Partout, à tous les niveaux, les écoles et les établissements subissent donc fermetures et suppressions. Partout, à tous les niveaux, nos collègues ont beau crier leurs difficultés et leurs inquiétudes, en vain. Chaque terrain d’exercice, chaque unité de travail, chaque discipline enseignée porte la marque profonde d’un service public dégradé, contraint d’abandonner ses ambitions. La situation de l’enseignement de l’EPS dans les collèges de l’Essonne est, de ce point de vue, emblématique. Alors que la rentrée 2021 accueillait 800 élèves supplémentaires avec trois professeurs d’EPS en moins, les 624 élèves supplémentaires comptabilisés cette année en collège n’ont bénéficié que de 4 professeurs d’EPS en plus ; poursuivant ainsi la dégradation du taux d’encadrement professeur avec, en deux ans, pour près de 1500 élèves en plus, un seul poste de professeur d’EPS supplémentaire. Pourtant tout le monde est aujourd’hui d’accord pour dire que la pratique physique sportive et artistique est un enjeu social et culturel incontournable pour le développement et la réussite scolaire de nos élèves. Or, les politiques éducatives actuelles menées autour de l’EPS et du sport scolaire ne sont malheureusement pas à la hauteur de cet enjeu. Après le flop du « 2S2C » la mise en place à titre expérimental du dispositif « 2h de sport supplémentaire » proposée dans 7 collèges essonniens cette année, montre combien la politique gouvernementale est éloignée de notre volonté d’améliorer les conditions d’apprentissage et de réussite de tous les élèves. Renforcer les horaires de l’EPS, seul lieu de pratique physique artistique et sportive obligatoire pour tous et toutes, en les portant à 4h par semaine sur toute la scolarité, nous semble être la meilleure voie de progression possible. Nous ne parviendrons à infléchir la tendance actuelle, d’accroissement des inégalités sociales dans la pratique sportive et du développement inquiétant de la sédentarité des jeunes générations qu’en augmentant les temps d’enseignement d’EPS pour tous les élèves. Cette analyse pourrait malheureusement être faite peu ou prou pour toutes les disciplines.

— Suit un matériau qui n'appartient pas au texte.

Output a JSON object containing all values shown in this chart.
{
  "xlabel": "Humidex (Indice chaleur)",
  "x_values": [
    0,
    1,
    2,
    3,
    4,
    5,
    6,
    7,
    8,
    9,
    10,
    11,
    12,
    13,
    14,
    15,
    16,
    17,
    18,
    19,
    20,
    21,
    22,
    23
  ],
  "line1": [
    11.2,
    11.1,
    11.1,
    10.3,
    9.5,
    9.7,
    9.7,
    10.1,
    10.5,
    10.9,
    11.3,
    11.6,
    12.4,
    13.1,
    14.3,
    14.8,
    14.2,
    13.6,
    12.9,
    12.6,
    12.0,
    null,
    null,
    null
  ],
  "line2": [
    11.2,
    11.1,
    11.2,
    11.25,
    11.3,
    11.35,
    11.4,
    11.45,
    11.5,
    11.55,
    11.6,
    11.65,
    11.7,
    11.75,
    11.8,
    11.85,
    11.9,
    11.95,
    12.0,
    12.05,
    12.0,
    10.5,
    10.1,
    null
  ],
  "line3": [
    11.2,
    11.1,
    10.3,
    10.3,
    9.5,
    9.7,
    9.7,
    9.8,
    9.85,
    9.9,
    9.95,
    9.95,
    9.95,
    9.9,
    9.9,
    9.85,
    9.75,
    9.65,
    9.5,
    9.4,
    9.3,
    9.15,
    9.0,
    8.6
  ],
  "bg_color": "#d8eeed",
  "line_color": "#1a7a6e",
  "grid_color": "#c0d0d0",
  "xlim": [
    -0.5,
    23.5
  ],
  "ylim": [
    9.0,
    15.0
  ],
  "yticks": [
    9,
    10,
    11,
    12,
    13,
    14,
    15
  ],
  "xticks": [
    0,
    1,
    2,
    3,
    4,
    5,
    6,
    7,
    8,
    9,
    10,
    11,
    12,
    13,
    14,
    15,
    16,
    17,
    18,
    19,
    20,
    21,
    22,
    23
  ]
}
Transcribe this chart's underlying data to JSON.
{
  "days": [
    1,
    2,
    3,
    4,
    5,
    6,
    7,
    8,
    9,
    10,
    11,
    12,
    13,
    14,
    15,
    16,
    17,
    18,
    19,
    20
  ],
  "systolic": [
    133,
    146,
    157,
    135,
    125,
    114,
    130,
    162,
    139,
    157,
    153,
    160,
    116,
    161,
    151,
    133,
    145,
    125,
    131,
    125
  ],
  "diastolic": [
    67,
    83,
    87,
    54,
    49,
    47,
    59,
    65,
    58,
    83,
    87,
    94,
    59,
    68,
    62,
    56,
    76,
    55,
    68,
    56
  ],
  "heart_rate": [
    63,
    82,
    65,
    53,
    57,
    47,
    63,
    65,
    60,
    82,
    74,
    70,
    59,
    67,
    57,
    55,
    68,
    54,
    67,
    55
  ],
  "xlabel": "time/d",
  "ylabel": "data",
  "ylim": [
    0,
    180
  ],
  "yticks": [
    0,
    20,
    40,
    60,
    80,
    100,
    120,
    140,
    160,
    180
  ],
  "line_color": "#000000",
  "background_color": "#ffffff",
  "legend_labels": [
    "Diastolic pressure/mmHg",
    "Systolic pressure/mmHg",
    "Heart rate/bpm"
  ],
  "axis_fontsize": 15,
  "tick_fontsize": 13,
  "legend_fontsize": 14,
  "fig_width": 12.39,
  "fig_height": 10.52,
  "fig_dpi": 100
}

Parallèlement, depuis le début du mois de juillet, la FSU 91 a fait l’affreux constat de centaines d’élèves essonniens non affectés, dont le chiffre réel a toujours été tu. À la fin de l’année scolaire, on entend pourtant parler d’environ 900 élèves laissés sur le carreau, désireux de suivre une voie professionnelle ou demandant une 1ère STMG… L’été n’a malheureusement rien arrangé. À la rentrée, toujours autant de jeunes en attente, et trois semaines plus tard c’est encore plusieurs centaines qui sont sans place et se retrouvent au ban de l’école. Celles et ceux qui, par chance, ont pu être scolarisé.es, ont en réalité été contraint.es soit de changer de filière, soit de redoubler, soit de se rendre dans un établissement très éloigné de leur domicile. Cette situation ne peut que dégrader encore les établissements du département, les collèges comme les lycées, qui connaissent déjà une rentrée extrêmement difficile. La FSU, avec l’intersyndicale et les fédérations de parents, a signé un communiqué dénonçant cette situation et a demandé une audience. Celle-ci a eu lieu le mardi 11 octobre et a mis au jour non sans une certaine cruauté le cynisme de notre système. Pour justifier ce scandale, on nous oppose la pression démographique qui accentue ce qui existe déjà chaque année mais dans une moindre mesure. Pour motiver le refus d’ouvrir davantage de places en voie professionnelle, on nous répond qu’il faut faire correspondre la carte de formation avec les capacités d’insertion professionnelle du territoire. Pour régler la question de la filière STMG, on nous dit qu’il faut travailler autrement sur l’orientation, malgré le manque de Psy-EN et la fusion des CIO dans l’Essonne. Et pour couronner le tout, on nous vante les mérites d’un nouveau dispositif ouvert au Lycée Clément Ader à Athis-Mons et au Lycée Brassens à Évry-Courcouronnes : la classe Avenir ! Cette classe réunira des élèves non affectés en voie professionnelle et leur permettra de construire tout au long de l’année un projet d’orientation à travers des stages dans des milieux professionnels variés. Ne soyons pas dupes : si ce mode de scolarisation leur offrira un passage en 1ère pro à la rentrée 2023, il aura surtout pour objectif de gérer des flux pour contraindre les choix des familles en fonction des besoins économiques du département.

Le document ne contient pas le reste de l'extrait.